Les questions en litige

[9]                Six questions sont en litige dans le présent appel. Les voici :

·        Le juge de première instance a-t-elle commis une erreur en statuant que la date à laquelle il convenait d'interpréter la revendication 1 était celle de la délivrance du brevet?

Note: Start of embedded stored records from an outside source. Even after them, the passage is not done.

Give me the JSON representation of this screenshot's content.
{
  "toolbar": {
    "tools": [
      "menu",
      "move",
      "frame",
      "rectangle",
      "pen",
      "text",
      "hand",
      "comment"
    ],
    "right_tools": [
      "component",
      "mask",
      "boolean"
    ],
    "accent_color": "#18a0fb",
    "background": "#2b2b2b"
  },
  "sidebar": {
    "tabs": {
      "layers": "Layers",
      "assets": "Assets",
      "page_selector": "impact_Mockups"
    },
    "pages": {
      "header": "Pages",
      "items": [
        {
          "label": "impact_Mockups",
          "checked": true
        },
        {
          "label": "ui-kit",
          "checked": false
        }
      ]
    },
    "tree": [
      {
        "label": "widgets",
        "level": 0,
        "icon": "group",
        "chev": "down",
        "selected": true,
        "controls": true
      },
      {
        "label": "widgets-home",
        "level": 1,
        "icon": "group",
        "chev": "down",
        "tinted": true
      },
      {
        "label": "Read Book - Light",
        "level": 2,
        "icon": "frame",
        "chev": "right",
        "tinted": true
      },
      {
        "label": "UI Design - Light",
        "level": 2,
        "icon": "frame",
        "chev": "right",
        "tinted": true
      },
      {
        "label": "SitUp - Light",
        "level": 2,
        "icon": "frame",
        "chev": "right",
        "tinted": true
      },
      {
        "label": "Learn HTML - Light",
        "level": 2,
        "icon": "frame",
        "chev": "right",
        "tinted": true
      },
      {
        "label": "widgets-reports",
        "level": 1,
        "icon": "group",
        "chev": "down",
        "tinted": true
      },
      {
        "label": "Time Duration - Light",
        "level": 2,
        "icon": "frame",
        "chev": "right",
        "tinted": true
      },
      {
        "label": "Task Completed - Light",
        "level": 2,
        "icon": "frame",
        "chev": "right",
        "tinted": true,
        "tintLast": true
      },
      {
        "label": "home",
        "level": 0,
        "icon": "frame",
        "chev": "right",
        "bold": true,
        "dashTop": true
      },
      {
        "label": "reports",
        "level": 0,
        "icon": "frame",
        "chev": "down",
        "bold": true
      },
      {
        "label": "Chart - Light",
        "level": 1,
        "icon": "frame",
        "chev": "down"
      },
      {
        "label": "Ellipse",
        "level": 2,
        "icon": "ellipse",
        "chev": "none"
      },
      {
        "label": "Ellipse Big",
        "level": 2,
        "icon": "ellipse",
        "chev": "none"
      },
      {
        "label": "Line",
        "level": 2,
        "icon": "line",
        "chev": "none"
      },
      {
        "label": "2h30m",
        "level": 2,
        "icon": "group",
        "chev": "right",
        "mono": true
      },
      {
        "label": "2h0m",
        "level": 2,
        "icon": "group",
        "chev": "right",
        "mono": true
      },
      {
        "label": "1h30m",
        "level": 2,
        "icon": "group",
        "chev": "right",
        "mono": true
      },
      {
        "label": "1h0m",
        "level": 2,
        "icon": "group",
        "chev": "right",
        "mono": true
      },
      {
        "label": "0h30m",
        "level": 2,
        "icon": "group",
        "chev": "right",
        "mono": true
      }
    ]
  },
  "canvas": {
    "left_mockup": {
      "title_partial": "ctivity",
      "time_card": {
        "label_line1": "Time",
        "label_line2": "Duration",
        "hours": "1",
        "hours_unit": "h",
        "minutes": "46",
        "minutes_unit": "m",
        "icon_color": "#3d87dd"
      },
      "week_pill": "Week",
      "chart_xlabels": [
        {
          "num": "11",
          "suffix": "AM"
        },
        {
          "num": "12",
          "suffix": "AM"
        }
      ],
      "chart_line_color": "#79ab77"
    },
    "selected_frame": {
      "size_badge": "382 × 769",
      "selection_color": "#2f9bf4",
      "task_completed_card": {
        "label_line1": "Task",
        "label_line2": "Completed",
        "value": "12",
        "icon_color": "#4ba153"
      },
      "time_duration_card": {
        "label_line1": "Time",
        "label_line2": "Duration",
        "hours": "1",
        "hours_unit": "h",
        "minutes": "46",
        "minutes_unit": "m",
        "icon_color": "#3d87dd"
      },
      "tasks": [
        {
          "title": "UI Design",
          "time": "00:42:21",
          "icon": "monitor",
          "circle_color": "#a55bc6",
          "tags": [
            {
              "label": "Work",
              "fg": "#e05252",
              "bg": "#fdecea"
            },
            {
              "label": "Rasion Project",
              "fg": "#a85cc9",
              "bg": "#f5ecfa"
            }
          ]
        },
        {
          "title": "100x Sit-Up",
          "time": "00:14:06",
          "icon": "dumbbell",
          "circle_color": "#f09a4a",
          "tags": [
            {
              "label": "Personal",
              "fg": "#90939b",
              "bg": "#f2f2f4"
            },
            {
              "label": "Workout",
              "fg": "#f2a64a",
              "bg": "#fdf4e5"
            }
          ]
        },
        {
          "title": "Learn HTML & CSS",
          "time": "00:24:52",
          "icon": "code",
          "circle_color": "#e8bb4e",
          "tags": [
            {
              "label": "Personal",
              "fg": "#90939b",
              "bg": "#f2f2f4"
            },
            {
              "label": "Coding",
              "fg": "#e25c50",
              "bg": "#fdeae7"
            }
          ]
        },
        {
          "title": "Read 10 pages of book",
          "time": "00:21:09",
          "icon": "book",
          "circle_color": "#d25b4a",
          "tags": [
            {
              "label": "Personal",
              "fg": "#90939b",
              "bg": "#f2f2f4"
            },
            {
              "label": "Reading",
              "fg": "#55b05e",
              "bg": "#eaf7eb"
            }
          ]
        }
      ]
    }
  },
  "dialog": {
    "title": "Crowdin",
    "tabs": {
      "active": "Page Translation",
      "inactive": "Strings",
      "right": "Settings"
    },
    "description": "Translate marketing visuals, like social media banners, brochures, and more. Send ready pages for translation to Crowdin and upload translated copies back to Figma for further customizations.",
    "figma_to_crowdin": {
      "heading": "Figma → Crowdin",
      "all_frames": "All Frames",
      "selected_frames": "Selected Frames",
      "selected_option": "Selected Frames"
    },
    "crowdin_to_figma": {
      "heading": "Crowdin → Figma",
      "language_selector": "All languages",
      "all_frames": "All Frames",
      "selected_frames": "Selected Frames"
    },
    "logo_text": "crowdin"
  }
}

·        Le juge de première instance a-t-elle commis une erreur en statuant que « l'EPO urinaire humaine » dont il est question dans la revendication 1 y était suffisamment décrite ainsi que dans le brevet de sorte que l'on pouvait comprendre le brevet et que l'invention alléguée pouvait être utilisée ou évitée, selon le cas?

·        Le juge de première instance a-t-elle commis une erreur en statuant que l'EPO urinaire humaine était suffisante pour permettre à une personne versée dans l'art de déterminer la contrefaçon?

·       Le juge de première instance a-t-elle commis une erreur en concluant que les intimées avaient démontré que l'appelante avait contrefait la revendication en cause?

·        Le juge de première instance a-t-elle commis une erreur en ne faisant pas droit à la demande reconventionnelle de l'appelante en prononçant l'absence de contrefaçon du moins en ce que l'EPO recombinante avait la même masse moléculaire ou une masse moléculaire inférieure à celle de l'EPO urinaire humaine lorsqu'on la mesure grâce à la technique SDS-PAGE?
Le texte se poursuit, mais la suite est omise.